La Komsomolskaya Pravda, un "tabloid pro-Cremlino", ha pubblicato il bilancio delle vittime militari russe: si tratterebbe di "9.861 soldati morti" dall'inizio della guerra in Ucraina e "16.153 rimasti feriti".
L'informazione era stata inclusa in un articolo pubblicato sul sito web domenica sera, ancora accessibile online ma che al momento risulta modificato, senza più il riferimento alle presunte cifre delle vittime. La Pravda ha poi emesso una nota parlando di "sabotaggio informatico".
Numeri attendibili secondo gli esperti Occidentali
La scorsa settimana, sulla base di stime del Pentagono, il New York Times aveva parlato di 7mila soldati uccisi e almeno 14 mila feriti: un calcolo ritenuto attendibile da molti esperti occidentali e sicuramente aumentato negli ultimi giorni di combattimenti; ma che il Cremlino non vuole ammettere.
Non è il primo attacco hacker Un mese fa diversi siti web dei media russi, tra cui l'agenzia Tass, erano stati hackerati visualizzando un messaggio contro la guerra. "Cari cittadini. Vi esortiamo a fermare questa follia, a non mandare a morte certa i vostri figli e mariti.
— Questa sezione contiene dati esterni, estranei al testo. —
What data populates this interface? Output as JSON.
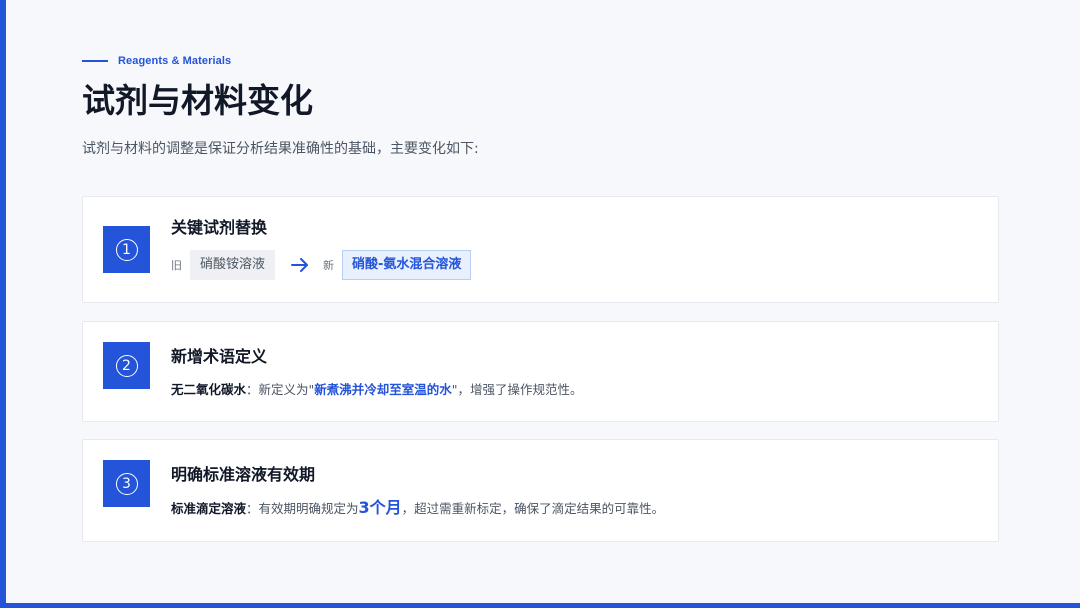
{
  "header": {
    "eyebrow": "Reagents & Materials",
    "title": "试剂与材料变化",
    "subtitle": "试剂与材料的调整是保证分析结果准确性的基础，主要变化如下:"
  },
  "cards": [
    {
      "number": "1",
      "title": "关键试剂替换",
      "old_label": "旧",
      "old_value": "硝酸铵溶液",
      "new_label": "新",
      "new_value": "硝酸-氨水混合溶液"
    },
    {
      "number": "2",
      "title": "新增术语定义",
      "lead": "无二氧化碳水",
      "text_before": "：新定义为\"",
      "highlight": "新煮沸并冷却至室温的水",
      "text_after": "\"，增强了操作规范性。"
    },
    {
      "number": "3",
      "title": "明确标准溶液有效期",
      "lead": "标准滴定溶液",
      "text_before": "：有效期明确规定为",
      "highlight": "3个月",
      "text_after": "，超过需重新标定，确保了滴定结果的可靠性。"
    }
  ],
  "icons": {
    "arrow": "arrow-right-icon"
  },
  "colors": {
    "accent": "#2354d9",
    "background": "#f7f8fb",
    "card": "#ffffff"
  }
}
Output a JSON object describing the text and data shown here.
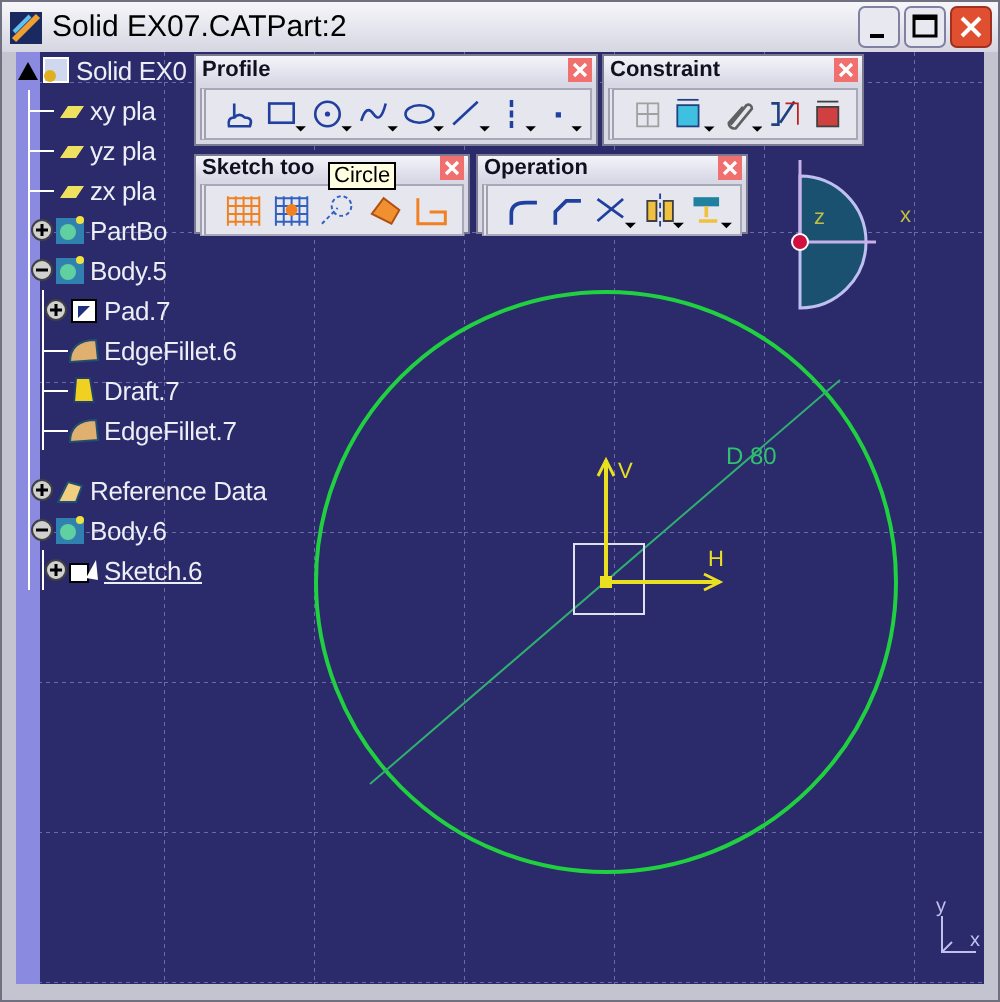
{
  "window": {
    "title": "Solid EX07.CATPart:2"
  },
  "tree": [
    {
      "label": "Solid EX0",
      "kind": "part",
      "expanded": true,
      "active": false,
      "children": [
        {
          "label": "xy pla",
          "kind": "plane",
          "active": false
        },
        {
          "label": "yz pla",
          "kind": "plane",
          "active": false
        },
        {
          "label": "zx pla",
          "kind": "plane",
          "active": false
        },
        {
          "label": "PartBo",
          "kind": "body",
          "expanded": false,
          "active": false
        },
        {
          "label": "Body.5",
          "kind": "body",
          "expanded": true,
          "active": false,
          "children": [
            {
              "label": "Pad.7",
              "kind": "pad",
              "expanded": false,
              "active": false
            },
            {
              "label": "EdgeFillet.6",
              "kind": "fillet",
              "active": false
            },
            {
              "label": "Draft.7",
              "kind": "draft",
              "active": false
            },
            {
              "label": "EdgeFillet.7",
              "kind": "fillet",
              "active": false
            }
          ]
        },
        {
          "label": "Reference Data",
          "kind": "reference",
          "expanded": false,
          "active": false
        },
        {
          "label": "Body.6",
          "kind": "body",
          "expanded": true,
          "active": false,
          "children": [
            {
              "label": "Sketch.6",
              "kind": "sketch",
              "expanded": false,
              "active": true
            }
          ]
        }
      ]
    }
  ],
  "toolbars": [
    {
      "title": "Profile",
      "kind": "profile"
    },
    {
      "title": "Constraint",
      "kind": "constraint"
    },
    {
      "title": "Sketch too",
      "kind": "sketch-tools"
    },
    {
      "title": "Operation",
      "kind": "operation"
    }
  ],
  "tooltip": "Circle",
  "canvas": {
    "dimension": "D 80",
    "axis_labels": [
      "V",
      "H"
    ],
    "compass_labels": [
      "z",
      "x"
    ],
    "corner_axis_labels": [
      "y",
      "x"
    ]
  }
}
Putin ci fa mentire e ci mette in pericolo", affermava un messaggio scritto in russo sui siti web di Forbes Russia, Fontanka, Takie Dela.
E' stata la stessa Tass a informare di aver subito un attacco web. "Gli aggressori hanno pubblicato informazioni che non corrispondono alla realtà. Tass e la sua redazione non sono in alcun modo collegati a queste affermazioni". Tra gli hacker anche Anonymous che in un messaggio scriveva: "Siamo stati isolati dal mondo intero, petrolio e gas non vengono più scambiati. Tra pochi anni vivremo come in Corea del Nord. Questo messaggio verrà cancellato e alcuni di noi saranno licenziati o addirittura incarcerati. Ma non possiamo più sopportarlo".